I'm interested in an answer or references.
Some observations:
The proof of Barrington's theorem shows that for a fixed $m \geq 3$, if $\pi$ is of the special form $\pi(u \cdot w) = \psi(u, w) \cdot w$ for some function $\psi : B^m \times B^n \to B^m$, such that the permutations in the $w$-fibers $\{u \cdot w \;|\; u \in B^m\}$ are even for each $w \in B^n$, then the reversible gate complexity of $\pi$ is polynomial in $n$ whenever $\pi$ is in NC$^1$. Namely if there is an NC$^1$ circuit for $\psi$, then there is an NC$^1$ circuit (larger by a constant factor) with $2^m!/2$ special output nodes that record whether a particular permutation was performed in the first $m$ coordinates. We can then show (as in Barrington's theorem's proof) that for each node in this network, every even permutation conditioned on any value of that node, has a polynomial size circuit complexity in $n$. Now combine the ones corresponding to the new special nodes to get a polynomial gate complexity for $\pi$.

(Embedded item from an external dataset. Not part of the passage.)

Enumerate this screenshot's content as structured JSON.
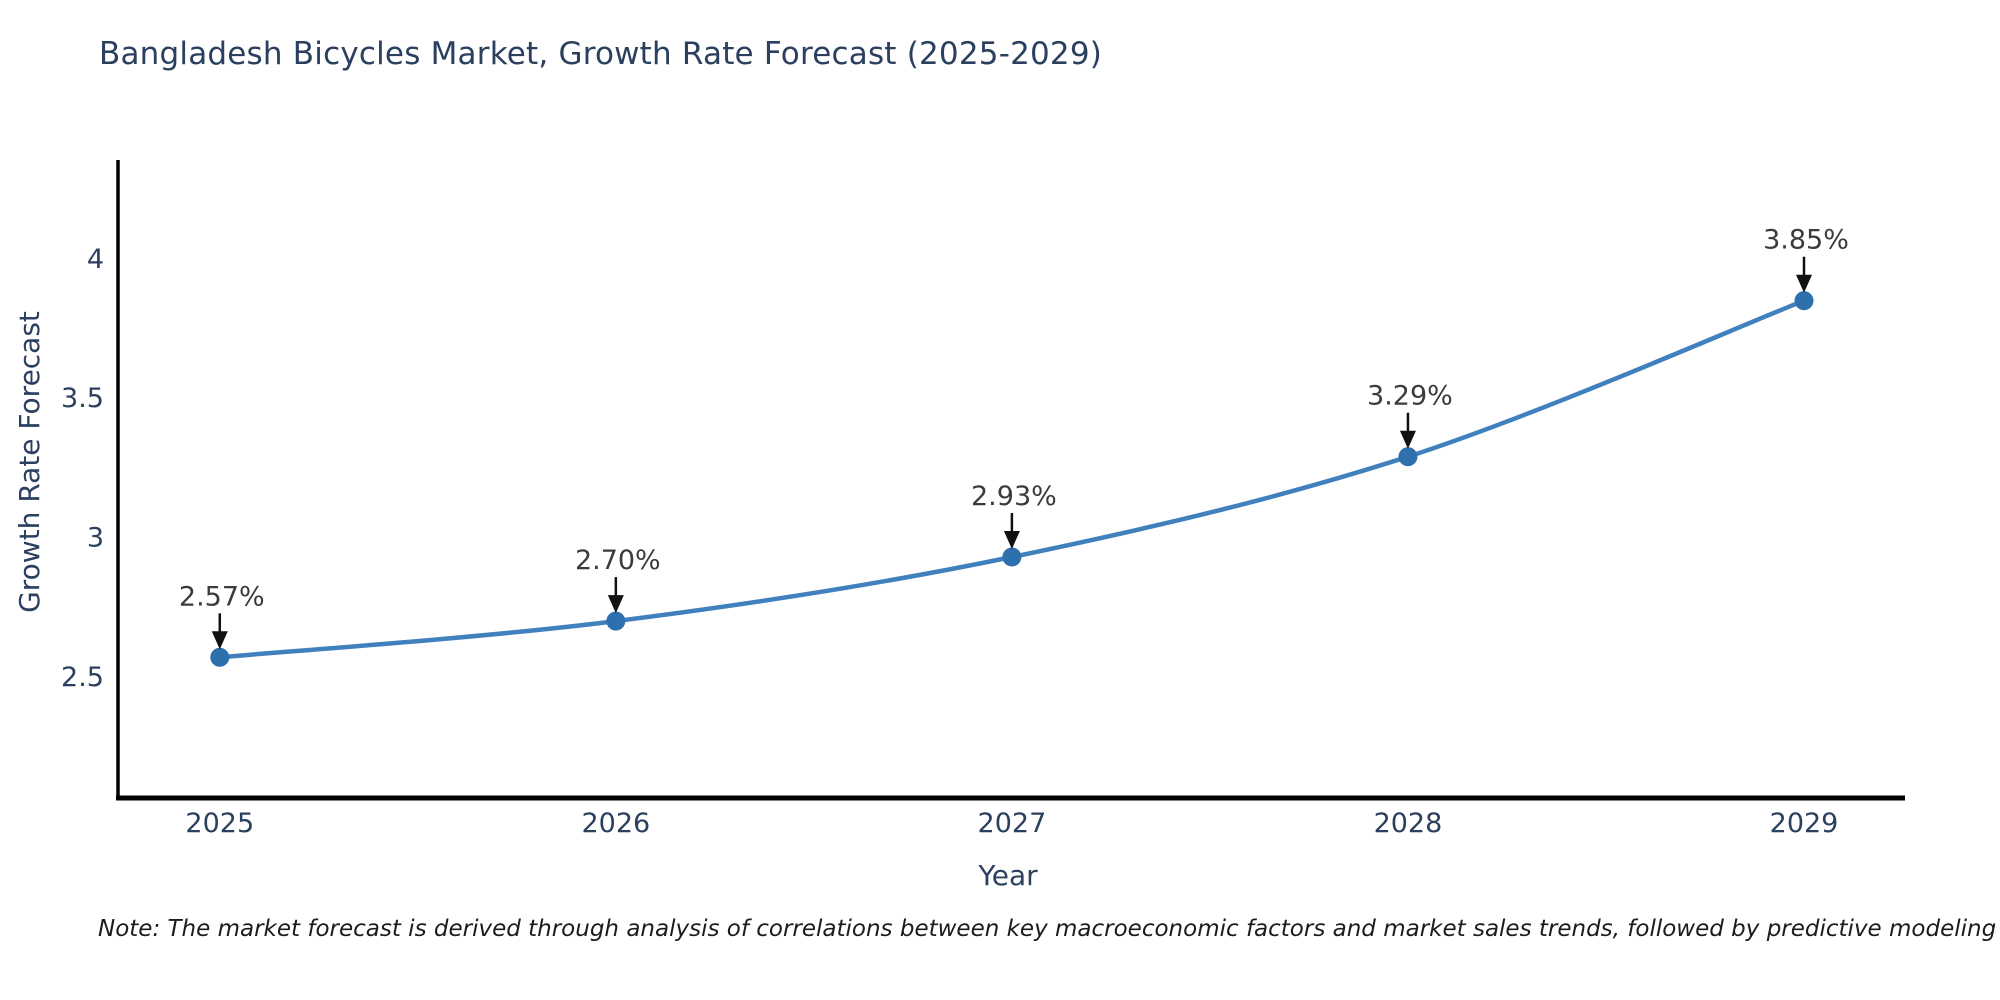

Bennett's trick shows (among other things) that if $\pi \in \mathrm{Alt}(B^n)$ and $\pi^{-1}$ have gate complexity $m$ (computable by an acyclic network of $m$ two-input classical gates), then there is permutation $\pi' \in \mathrm{Alt}s(B^{n+m})$ with reversible gate complexity polynomial in $n + m$ such that $\pi'(u \cdot 0^{n+m}) = (\pi(u) \cdot 0^{n+m})$ for all $u \in B^n$. Namely, let $f$ compute the values of the network in the last $m$ bits, w.r.t. some topological sorting of the network (assuming they are $0$; otherwise we do not care). Let $g$ be the map that sums the $n$ answer bits to the $n$ bits after $u$. Let $h$ exchange the first and second word of length $n$. Then $h \circ f^{-1} \circ g \circ f$ proves the claim.
One-way bijections in cryptography are permutations of $B^n$, which have the property that they can be computed in polynomial time, but cannot be inverted in polynomial time. (Their defining property is much stronger, but I don't think it's relevant here.) I don't know if this particular definition directly has anything to do with the present problem, as we're dealing with a non-uniform computation model.